Rifiuti: tensione e scontri con la polizia De Gennaro: "Ho bisogno di soldi"

Continuano le proteste contro la riapertura della discarica di Marigliano dove è stata bloccata la ferrovia Roma-Napoli. Una decina di persone è
rimasta contusa negli scontri con le forze dell’ordine. Il Vaticano: "Piena solidarietà al supercommissario"

Napoli - Mentre il supercommissario de gennaro fa sapere che per gestire l'emergenza ha bisogno di più soldi, la Campania assiste - immobile - alle molteplici proteste contro la riapertura delle discariche. Una decina di persone è rimasta contusa negli scontri, mentre a Giugliano i manifestanti hanno bloccato i binari della linea ferroviaria Roma-Napoli.

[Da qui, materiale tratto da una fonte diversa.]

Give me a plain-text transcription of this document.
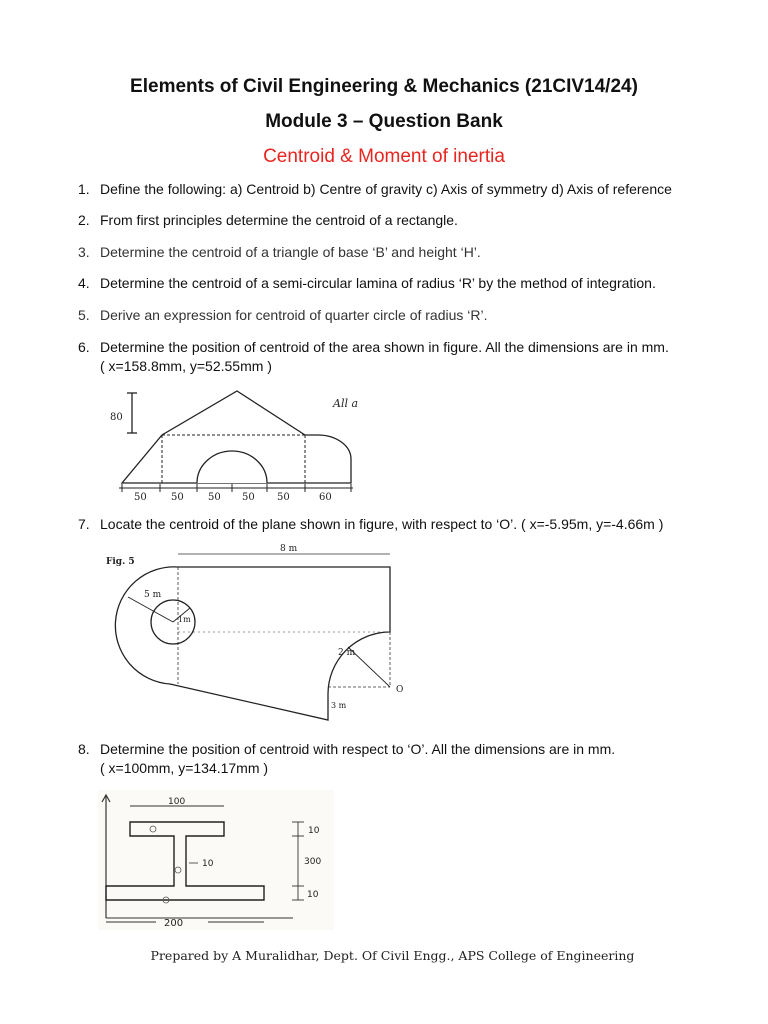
Elements of Civil Engineering & Mechanics (21CIV14/24)
Module 3 – Question Bank
Centroid & Moment of inertia
1. Define the following: a) Centroid b) Centre of gravity c) Axis of symmetry d) Axis of reference
2. From first principles determine the centroid of a rectangle.
3. Determine the centroid of a triangle of base ‘B’ and height ‘H’.
4. Determine the centroid of a semi-circular lamina of radius ‘R’ by the method of integration.
5. Derive an expression for centroid of quarter circle of radius ‘R’.
6. Determine the position of centroid of the area shown in figure. All the dimensions are in mm.
( x=158.8mm, y=52.55mm )
80
All a
50 50 50 50 50	60
7. Locate the centroid of the plane shown in figure, with respect to ‘O’. ( x=-5.95m, y=-4.66m )
Fig. 5
8 m
5 m
1m
2 m
O
3 m
8. Determine the position of centroid with respect to ‘O’. All the dimensions are in mm.
( x=100mm, y=134.17mm )
100
10
10
300
10
200
Prepared by A Muralidhar, Dept. Of Civil Engg., APS College of Engineering
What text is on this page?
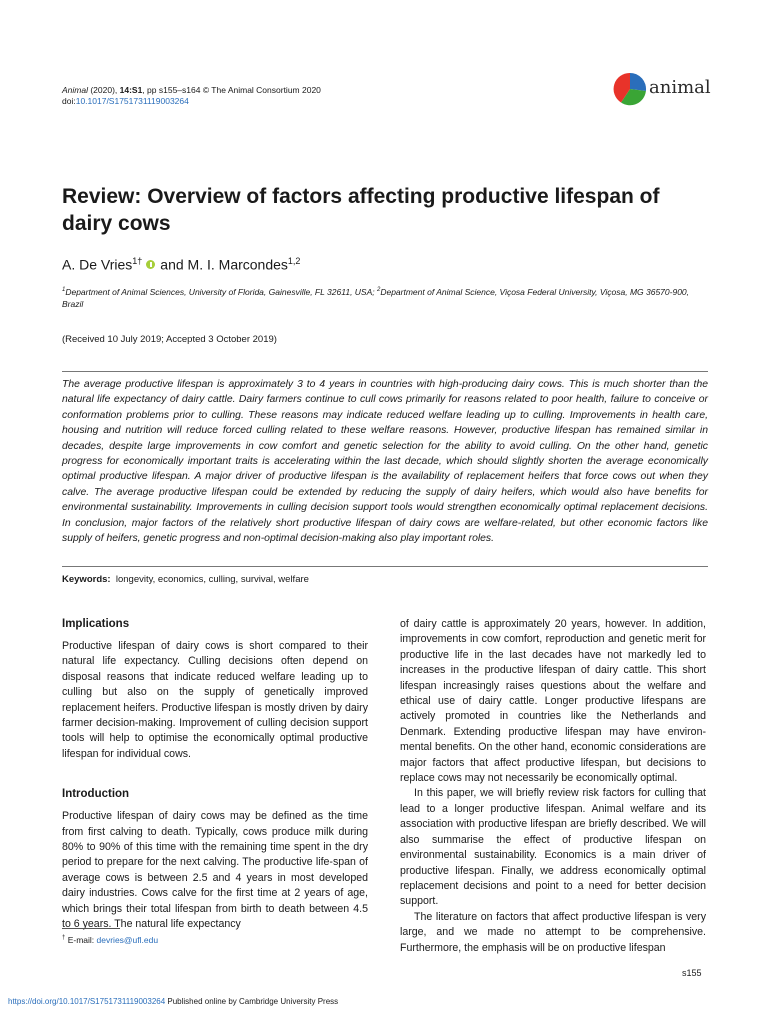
Animal (2020), 14:S1, pp s155–s164 © The Animal Consortium 2020
doi:10.1017/S1751731119003264
animal
Review: Overview of factors affecting productive lifespan of dairy cows
A. De Vries$^{1\dagger}$ and M. I. Marcondes$^{1,2}$
$^1$Department of Animal Sciences, University of Florida, Gainesville, FL 32611, USA; $^2$Department of Animal Science, Viçosa Federal University, Viçosa, MG 36570-900, Brazil
(Received 10 July 2019; Accepted 3 October 2019)
The average productive lifespan is approximately 3 to 4 years in countries with high-producing dairy cows. This is much shorter than the natural life expectancy of dairy cattle. Dairy farmers continue to cull cows primarily for reasons related to poor health, failure to conceive or conformation problems prior to culling. These reasons may indicate reduced welfare leading up to culling. Improvements in health care, housing and nutrition will reduce forced culling related to these welfare reasons. However, productive lifespan has remained similar in decades, despite large improvements in cow comfort and genetic selection for the ability to avoid culling. On the other hand, genetic progress for economically important traits is accelerating within the last decade, which should slightly shorten the average economically optimal productive lifespan. A major driver of productive lifespan is the availability of replacement heifers that force cows out when they calve. The average productive lifespan could be extended by reducing the supply of dairy heifers, which would also have benefits for environmental sustainability. Improvements in culling decision support tools would strengthen economically optimal replacement decisions. In conclusion, major factors of the relatively short productive lifespan of dairy cows are welfare-related, but other economic factors like supply of heifers, genetic progress and non-optimal decision-making also play important roles.
Keywords: longevity, economics, culling, survival, welfare
Implications

Productive lifespan of dairy cows is short compared to their natural life expectancy. Culling decisions often depend on disposal reasons that indicate reduced welfare leading up to culling but also on the supply of genetically improved replacement heifers. Productive lifespan is mostly driven by dairy farmer decision-making. Improvement of culling decision support tools will help to optimise the economically optimal productive lifespan for individual cows.

Introduction

Productive lifespan of dairy cows may be defined as the time from first calving to death. Typically, cows produce milk during 80% to 90% of this time with the remaining time spent in the dry period to prepare for the next calving. The productive life-span of average cows is between 2.5 and 4 years in most developed dairy industries. Cows calve for the first time at 2 years of age, which brings their total lifespan from birth to death between 4.5 to 6 years. The natural life expectancy

of dairy cattle is approximately 20 years, however. In addition, improvements in cow comfort, reproduction and genetic merit for productive life in the last decades have not markedly led to increases in the productive lifespan of dairy cattle. This short lifespan increasingly raises questions about the welfare and ethical use of dairy cattle. Longer productive lifespans are actively promoted in countries like the Netherlands and Denmark. Extending productive lifespan may have environ-mental benefits. On the other hand, economic considerations are major factors that affect productive lifespan, but decisions to replace cows may not necessarily be economically optimal.

In this paper, we will briefly review risk factors for culling that lead to a longer productive lifespan. Animal welfare and its association with productive lifespan are briefly described. We will also summarise the effect of productive lifespan on environmental sustainability. Economics is a main driver of productive lifespan. Finally, we address economically optimal replacement decisions and point to a need for better decision support.

The literature on factors that affect productive lifespan is very large, and we made no attempt to be comprehensive. Furthermore, the emphasis will be on productive lifespan

† E-mail: devries@ufl.edu
s155
https://doi.org/10.1017/S1751731119003264 Published online by Cambridge University Press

Bloccati i binari della Roma-Napoli A Giugliano alcune decine di persone hanno bloccato i binari sulla tratta Napoli-Roma e sulla linea Villa Literno-Pozzuoli. Le Ferrovie hanno istituito servizi di autobus sostitutivi tra Villa Literno e Campi Flegrei. Le proteste hanno colpito anche il vicino comune di Villaricca dove un gruppo di 20 persone presidia l’ingresso della discarica. Cittadini in allerta anche a Napoli, nella municipalità di Poggioreale: in 40 assistono al consiglio municipale in corso per conoscere le sorti del sito dell’ex manifattura tabacchi a Gianturco.

Scontri con la polizia a Marigliano "Sembra che devono sedare una rivolta di camorristi o terroristi - spiega il sindaco di Marigliano, Felice Esposito Corcione - noi siamo gente pacifica e virtuosa e non vogliamo essere puniti dall’alto per aver fatto solo il nostro dovere". Le forze dell'ordine hanno caricato uno dei varchi di accesso al sito dove stazionavano giovani e donne: i manifestanti (circa un migliaio) stavano facendo un sit in davanti alla discarica per impedire l’accesso alle ruspe.

Colpita una donna incinta Diverse le testimonianze dei cittadini che sostengono di essere "stati caricati mentre si manifestava in maniera del tutto pacifica". "Avevamo le mani alzate proprio per dimostrare la nostra volontà di protestare pacificamente "hanno raccontato i manifestanti - ma le forze dell’ordine ci hanno caricato perché impedivamo loro l’accesso per il cambio di guardia". Sarebbero state colpite anche donne e bambini. Senza discriminazioni di sorta. "Siamo stati trattati peggio delle bestie", hanno denunciato i manifestanti raccontando che i poliziotti hanno colpito anche "una donna incinta" senza neanche accorgersi di "un poliziotto in borghese che cercava di calmare gli animi". Sul posto sono giunte alcune autoambulanze chiamate dalla locale protezione civile per soccorrere chi è rimasto contuso negli scontri.

In 10mila contro la discarica di Ariano Irpino Circa 10mila manifestanti, guidati dal sindaco di ariano Irpino Domenico Gambacorta, hanno protestato contro la riapertura della discarica. "Siamo determinati - ha detto Gambacorta - a chiedere il rispetto di una legge dello Stato che nel luglio dello scorso anno ha sancito la chiusura dell’impianto".

De Gennaro: "Ho bisogno di soldi" Per gestire questa emergenza il supercommissario De Gennaro ha fatto sapere di aver "bisogno di soldi". De Gennaro ha illustrato alla Commissione, passo per passo, i punti del Piano messo a punto per il superamento della crisi che attanaglia la Campania. Ha parlato della necessità di smaltire, nei prossimi 100 giorni (la durata del periodo della sua gestione commissariale) di circa un milione di tonnellate di rifiuti (che comporta la movimentazione di circa 10mila tonnellate al giorno).

Il Vaticano: "Pieno sostegno a De Gennaro" "Come in passato c’era stato l’appoggio della Cei al commissario Guido Bertolaso, ora posso ribadire lo stesso appoggio al commissario Gianni De Gennaro". Per bocca del segretario generale della Cei, Giuseppe Betori, i vescovi italiani danno il loro sostegno all’opera del commissario straordinario per l’emergenza rifiuti in Campania. "La voce unanime dei vescovi invita i cittadini ad aiutare e collaborare con le autorità costituite per dare soluzione al grave problema". Betori ha espresso anche la "massima solidarieta" dei vescovi al cardinale di Napoli Crescenzio Sepe, "perché sa gestire la situazione con grande saggezza", e agli altri vescovi campani che si sono impegnati rispetto all’emergenza.